If your New Year’s resolution list includes volunteering and learning more about gardening and the environment, I encourage you to consider applying for admittance into the 2012 Washington County Master Gardener training program.  

The program consists of a series of classes on botany, wildlife and other horticulture-related topics taught by current and former University of Maryland faculty and volunteers, as well as professionals in their specific fields.   

The primary objective of the Master Gardener program is to educate people within the community about good horticultural practices. This mission is accomplished through volunteer service.

First-year participants are required to contribute 40 hours of service to various approved projects and events within the county. Upon completion of the program and passing the final exam, participants become certified Master Gardeners and volunteers for University of Maryland Extension — Washington County.

In the following years, certified Master Gardeners must volunteer 20 hours and attend 10 hours of continuing education to maintain an active status.      

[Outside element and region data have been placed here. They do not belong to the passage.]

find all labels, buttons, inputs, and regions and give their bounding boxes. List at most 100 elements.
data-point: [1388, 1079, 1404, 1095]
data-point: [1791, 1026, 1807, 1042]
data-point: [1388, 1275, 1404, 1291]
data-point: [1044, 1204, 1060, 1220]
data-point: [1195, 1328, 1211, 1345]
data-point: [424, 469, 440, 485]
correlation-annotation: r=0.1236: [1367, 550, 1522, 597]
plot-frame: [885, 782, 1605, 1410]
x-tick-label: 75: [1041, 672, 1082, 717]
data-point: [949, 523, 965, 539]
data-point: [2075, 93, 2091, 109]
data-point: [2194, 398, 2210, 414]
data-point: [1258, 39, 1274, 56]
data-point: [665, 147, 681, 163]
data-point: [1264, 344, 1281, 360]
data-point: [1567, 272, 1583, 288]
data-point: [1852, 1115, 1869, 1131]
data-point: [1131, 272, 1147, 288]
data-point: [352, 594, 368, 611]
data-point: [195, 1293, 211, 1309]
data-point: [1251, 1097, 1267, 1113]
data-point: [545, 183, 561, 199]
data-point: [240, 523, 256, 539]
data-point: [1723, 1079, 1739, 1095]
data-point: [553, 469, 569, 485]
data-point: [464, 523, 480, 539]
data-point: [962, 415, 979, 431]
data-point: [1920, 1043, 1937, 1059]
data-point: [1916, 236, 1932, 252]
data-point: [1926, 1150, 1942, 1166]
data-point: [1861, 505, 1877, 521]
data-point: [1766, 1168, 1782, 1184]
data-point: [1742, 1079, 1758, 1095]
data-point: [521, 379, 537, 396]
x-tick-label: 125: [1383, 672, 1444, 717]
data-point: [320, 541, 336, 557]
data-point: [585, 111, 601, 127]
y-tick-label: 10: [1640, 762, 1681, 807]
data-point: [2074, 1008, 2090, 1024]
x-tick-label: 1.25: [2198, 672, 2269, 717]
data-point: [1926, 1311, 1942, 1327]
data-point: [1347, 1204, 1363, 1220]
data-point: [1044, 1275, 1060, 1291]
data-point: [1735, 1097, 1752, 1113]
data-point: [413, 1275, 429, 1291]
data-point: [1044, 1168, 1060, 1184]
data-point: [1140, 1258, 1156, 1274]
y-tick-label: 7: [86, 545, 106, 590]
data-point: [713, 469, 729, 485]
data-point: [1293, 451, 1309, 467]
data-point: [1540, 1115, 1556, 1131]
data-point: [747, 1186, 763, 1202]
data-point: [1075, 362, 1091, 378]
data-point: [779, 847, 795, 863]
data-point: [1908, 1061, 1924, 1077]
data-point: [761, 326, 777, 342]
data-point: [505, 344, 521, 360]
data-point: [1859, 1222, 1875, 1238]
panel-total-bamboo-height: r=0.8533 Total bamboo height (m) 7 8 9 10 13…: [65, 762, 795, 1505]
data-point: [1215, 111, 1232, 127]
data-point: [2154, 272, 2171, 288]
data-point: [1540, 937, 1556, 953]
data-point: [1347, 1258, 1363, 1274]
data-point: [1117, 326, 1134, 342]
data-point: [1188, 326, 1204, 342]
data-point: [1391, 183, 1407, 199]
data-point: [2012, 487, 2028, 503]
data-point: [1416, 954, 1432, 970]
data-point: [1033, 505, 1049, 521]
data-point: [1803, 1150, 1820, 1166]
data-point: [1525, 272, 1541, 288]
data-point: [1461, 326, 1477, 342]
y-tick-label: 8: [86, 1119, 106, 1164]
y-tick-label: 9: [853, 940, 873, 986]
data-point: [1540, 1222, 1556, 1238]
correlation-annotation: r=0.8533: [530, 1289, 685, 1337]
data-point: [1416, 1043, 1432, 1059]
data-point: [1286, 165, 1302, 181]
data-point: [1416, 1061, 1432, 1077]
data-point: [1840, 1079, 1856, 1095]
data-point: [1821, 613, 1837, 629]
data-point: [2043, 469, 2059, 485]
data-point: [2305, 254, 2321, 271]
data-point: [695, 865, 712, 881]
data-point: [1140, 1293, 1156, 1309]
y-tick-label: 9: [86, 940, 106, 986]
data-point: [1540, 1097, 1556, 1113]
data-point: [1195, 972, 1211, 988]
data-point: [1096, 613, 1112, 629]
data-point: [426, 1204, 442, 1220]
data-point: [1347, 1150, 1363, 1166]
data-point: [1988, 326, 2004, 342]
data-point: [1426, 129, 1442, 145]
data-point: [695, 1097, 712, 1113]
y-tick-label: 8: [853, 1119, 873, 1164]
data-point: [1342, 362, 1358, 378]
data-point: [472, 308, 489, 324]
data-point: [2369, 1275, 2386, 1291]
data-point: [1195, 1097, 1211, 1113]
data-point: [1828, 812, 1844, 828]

Since the inception of this program in Washington County in 1995, it has grown to include 86 Master Gardeners. Last year, they donated more than 6,000 hours of volunteer service to the county. Perhaps you had the chance to meet one of the local Master Gardeners at the biweekly plant clinic held in Hagerstown at the City Farmers Market or at the Charlie Brown Christmas in Williamsport. Maybe you met a Master Gardener when you attended one of the classes offered at the University of Maryland Extension office or when you visited the Washington County Rural Heritage Museum.

Volunteer opportunities exist all over the county at a variety of locations such as schools, museums, hospitals and libraries.  

The first step in becoming a Master Gardener is to identify your desire to make a difference in the community and your level of commitment.